The grounding of Flight 4978 might have made headlines in the West, but the fomenting political crisis that has engulfed Belarusian society and led to a mass exodus of young people from the country went largely unnoticed. While the EU contemplates its response to the sharp escalation, it will find its options for retaliation are as limited as they were when Brussels tried to support the protestors. Hard-hitting sanctions might hurt Lukashenko’s inner circle, but they’re likely to hurt ordinary Belarusians far more, as well as the economies of neighboring Poland and the Baltic nations.
On Wednesday afternoon, a flight heading from Minsk to Barcelona, operated by the country’s flag carrier Belavia, was forced into a holding pattern over southern Belarus. Reports indicate it was denied access to EU airspace and was eventually turned around while running out of fuel. For days, there had been suggestions that the EU could move to ban the airline from its skies. However, any such move would likely see Lukashenko issue a reciprocal ban on Western operators, vastly reducing Belarusian’s prospects of being able to get out of the country via airports.
Worryingly, the West’s own record on this issue is far from stellar. In 2016, a Belavia flight was grounded by Ukraine, being forced to return to the runway in Kiev just 20 minutes after takeoff in order to arrest a reporter with a record of criticizing the government. No outrage was registered from European capitals. Likewise, a presidential jet carrying Bolivian leader Evo Morales was banned from flying through several Western nations on its return from Moscow in 2013. Without sufficient fuel, it landed in Austria, where it was searched on dodgy intelligence that US whistleblower Edward Snowden was on board. The legality was questionable, and no apologies were received.
The apparent double standard being applied weakens the case that this is an unprecedented crisis, and bolster’s Lukashenko’s ability to shrug off violating what should be universally international norms.

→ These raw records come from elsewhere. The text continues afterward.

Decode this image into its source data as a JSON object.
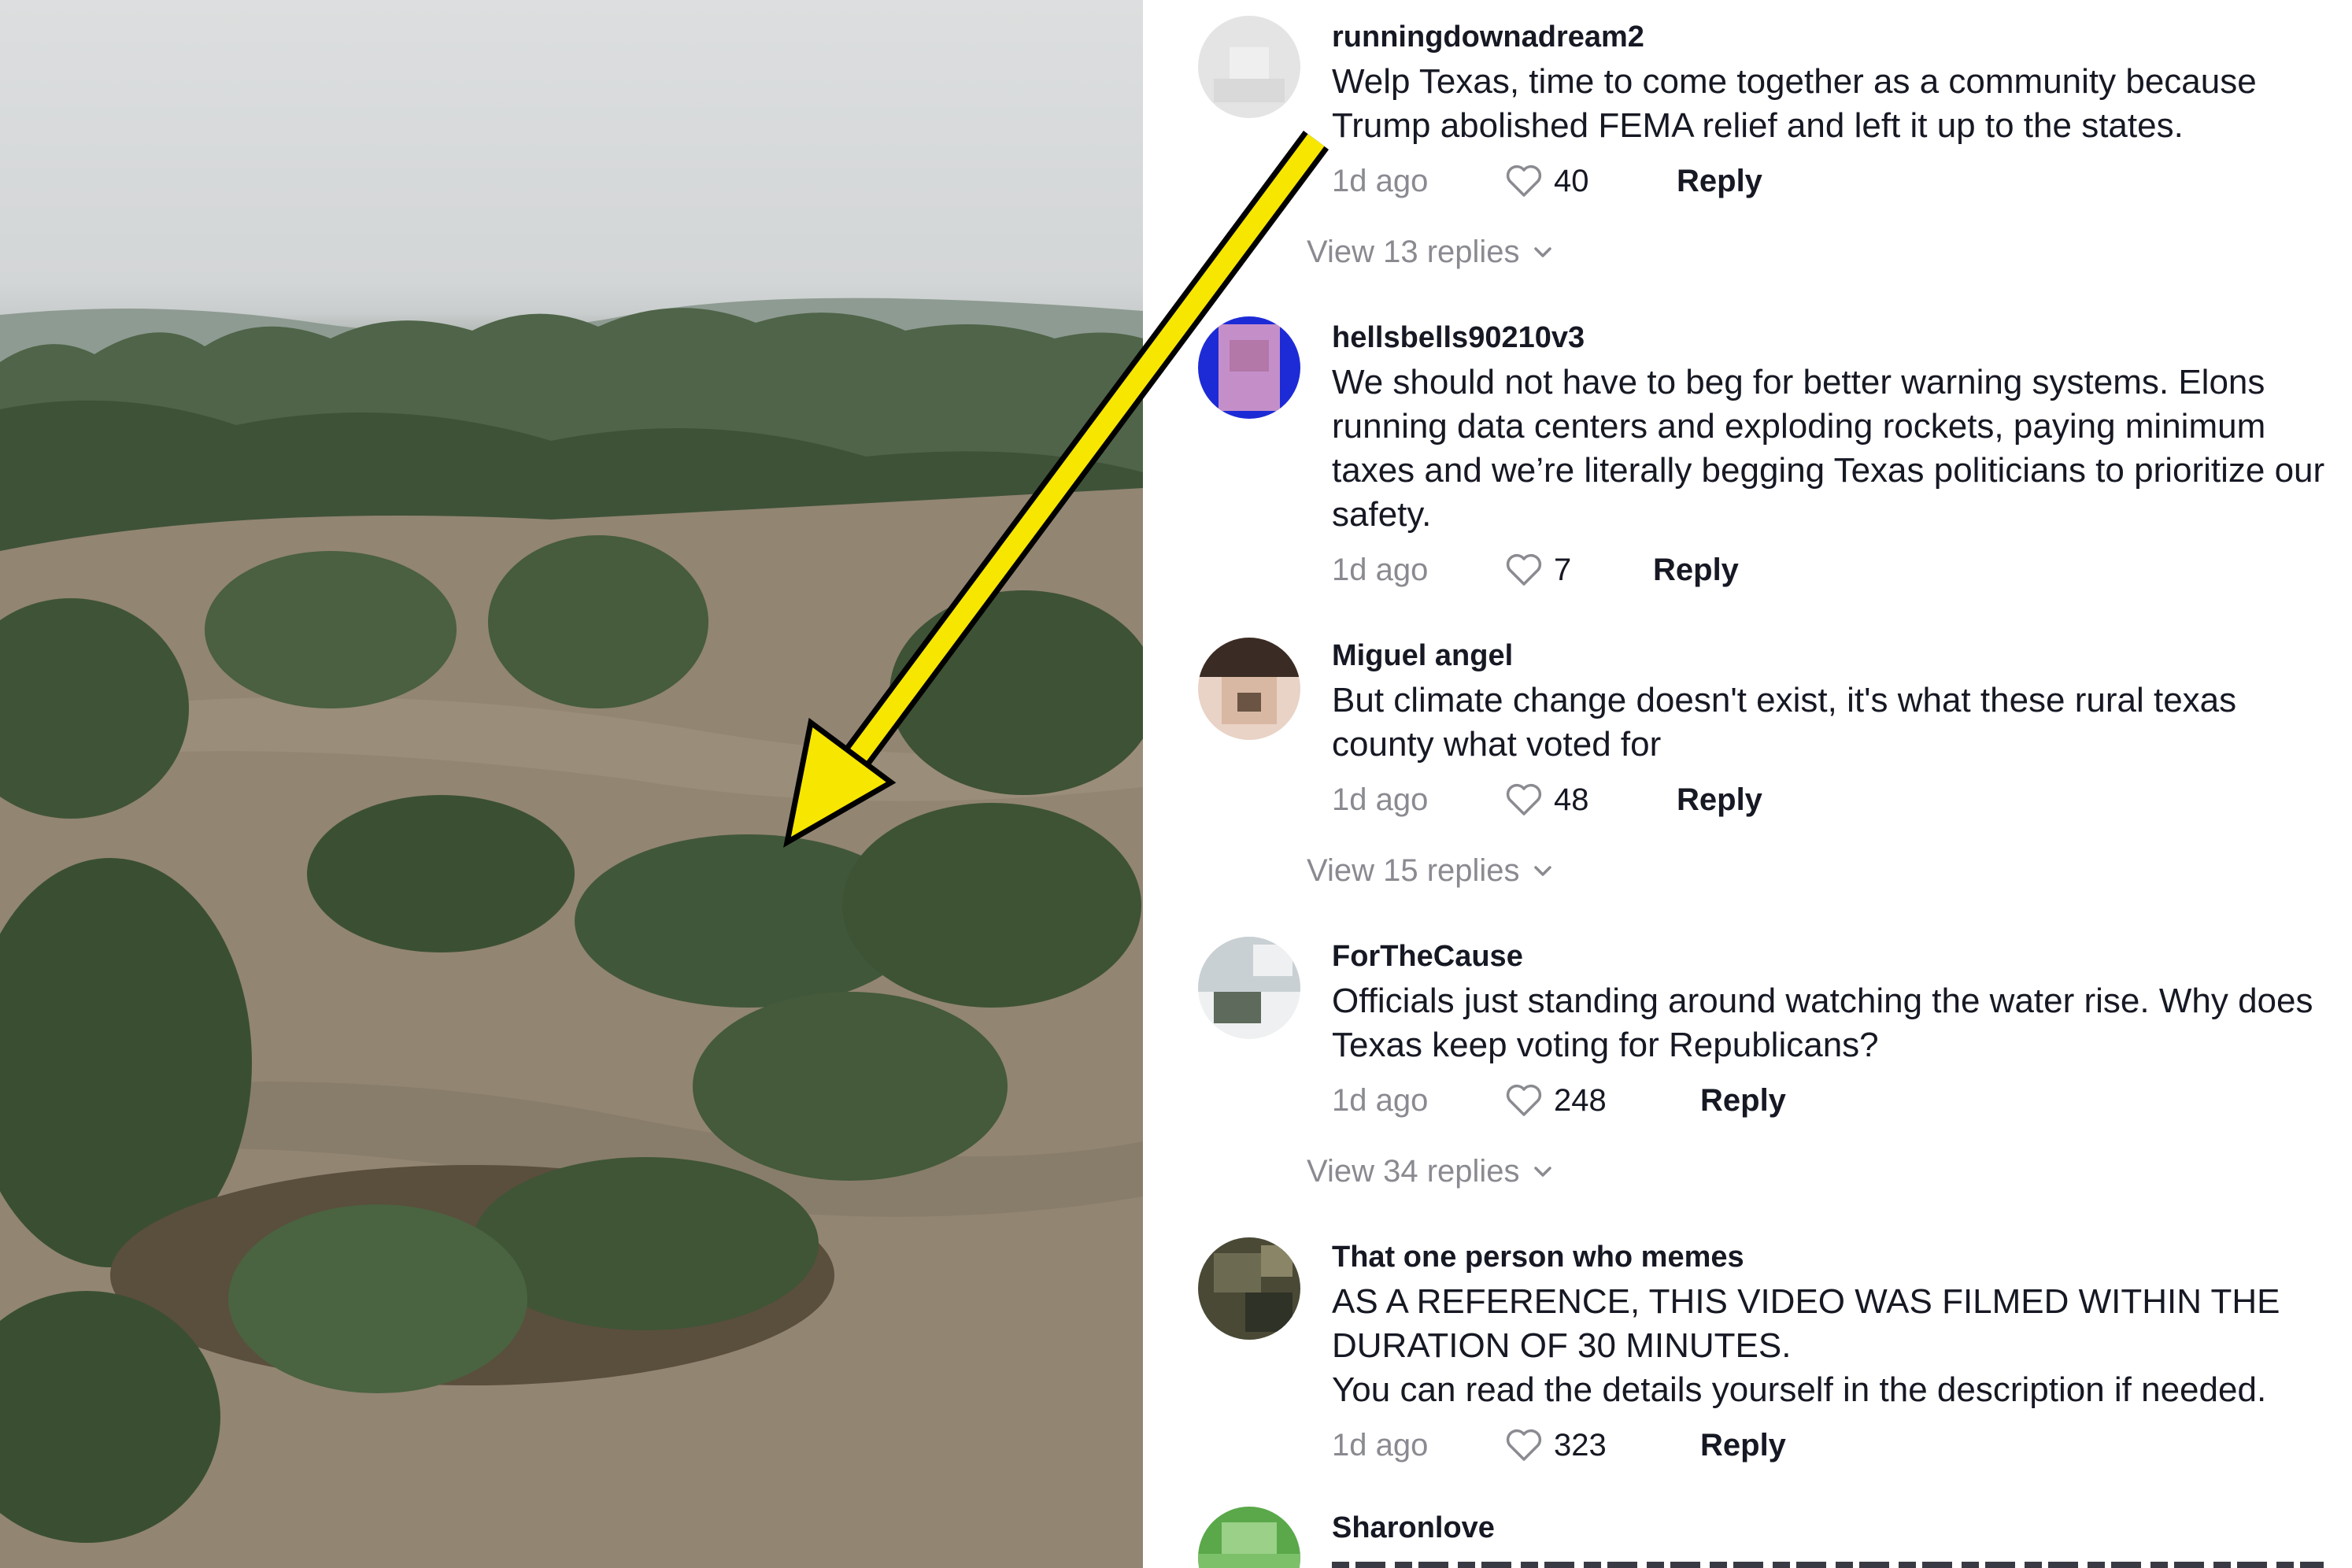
{
  "comments": [
    {
      "username": "runningdownadream2",
      "text": "Welp Texas, time to come together as a community because\nTrump abolished FEMA relief and left it up to the states.",
      "age": "1d ago",
      "likes": "40",
      "reply_label": "Reply",
      "view_replies": "View 13 replies",
      "avatar_colors": [
        "#e4e4e4",
        "#efefef",
        "#d9d9d9",
        "#f4f4f4"
      ]
    },
    {
      "username": "hellsbells90210v3",
      "text": "We should not have to beg for better warning systems. Elons\nrunning data centers and exploding rockets, paying minimum\ntaxes and we’re literally begging Texas politicians to prioritize our\nsafety.",
      "age": "1d ago",
      "likes": "7",
      "reply_label": "Reply",
      "view_replies": "",
      "avatar_colors": [
        "#1d2bd6",
        "#c48fc9",
        "#2a31e0",
        "#b377a8"
      ]
    },
    {
      "username": "Miguel angel",
      "text": "But climate change doesn't exist, it's what these rural texas\ncounty what voted for",
      "age": "1d ago",
      "likes": "48",
      "reply_label": "Reply",
      "view_replies": "View 15 replies",
      "avatar_colors": [
        "#3a2c24",
        "#d9b8a3",
        "#6b5444",
        "#e9d3c6"
      ]
    },
    {
      "username": "ForTheCause",
      "text": "Officials just standing around watching the water rise. Why does\nTexas keep voting for Republicans?",
      "age": "1d ago",
      "likes": "248",
      "reply_label": "Reply",
      "view_replies": "View 34 replies",
      "avatar_colors": [
        "#c9d0d4",
        "#5d6a5c",
        "#eef0f1",
        "#3f4a45"
      ]
    },
    {
      "username": "That one person who memes",
      "text": "AS A REFERENCE, THIS VIDEO WAS FILMED WITHIN THE\nDURATION OF 30 MINUTES.\nYou can read the details yourself in the description if needed.",
      "age": "1d ago",
      "likes": "323",
      "reply_label": "Reply",
      "view_replies": "",
      "avatar_colors": [
        "#4a4936",
        "#6d6a52",
        "#2f3226",
        "#8a8566"
      ]
    },
    {
      "username": "Sharonlove",
      "text": "",
      "age": "",
      "likes": "",
      "reply_label": "",
      "view_replies": "",
      "avatar_colors": [
        "#5aa84a",
        "#7cc06a",
        "#4a9640",
        "#9ad088"
      ]
    }
  ],
  "colors": {
    "arrow_fill": "#f7e600",
    "arrow_outline": "#000000",
    "text_primary": "#161823",
    "text_secondary": "#8a8b91"
  },
  "icons": {
    "like": "heart-outline-icon",
    "expand": "chevron-down-icon"
  }
}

Likewise, later on Wednesday, Belarus’ security officers released a series of photos claiming to show Protasevich had fought in the Donbass war alongside a Ukrainian neo-Nazi led outfit, the Azov Battalion. The purported disclosures come after days of speculation that the news editor had links to far-right groups. While, alone, these allegations are irrelevant to the manner of his detention, it forces the West to once again hail someone with a dubious record as being a hero for democracy. Public consciousness about Eastern Europe, unfortunately, can only comprehend heroes and villains.
As a result, with the West powerless to change the situation on the ground and struggling for legitimacy in the region, the short-term outlook for its efforts to support both Protasevich, and the opposition movement, is dim. There are no winners from a heavy-handed sanctions campaign, and any action taken should be first and foremost be about the people living under Lukashenko’s government. To storm in now on the back of international outrage would be a mistake, especially when most politicians would likely still struggle to find the troubled country on a map.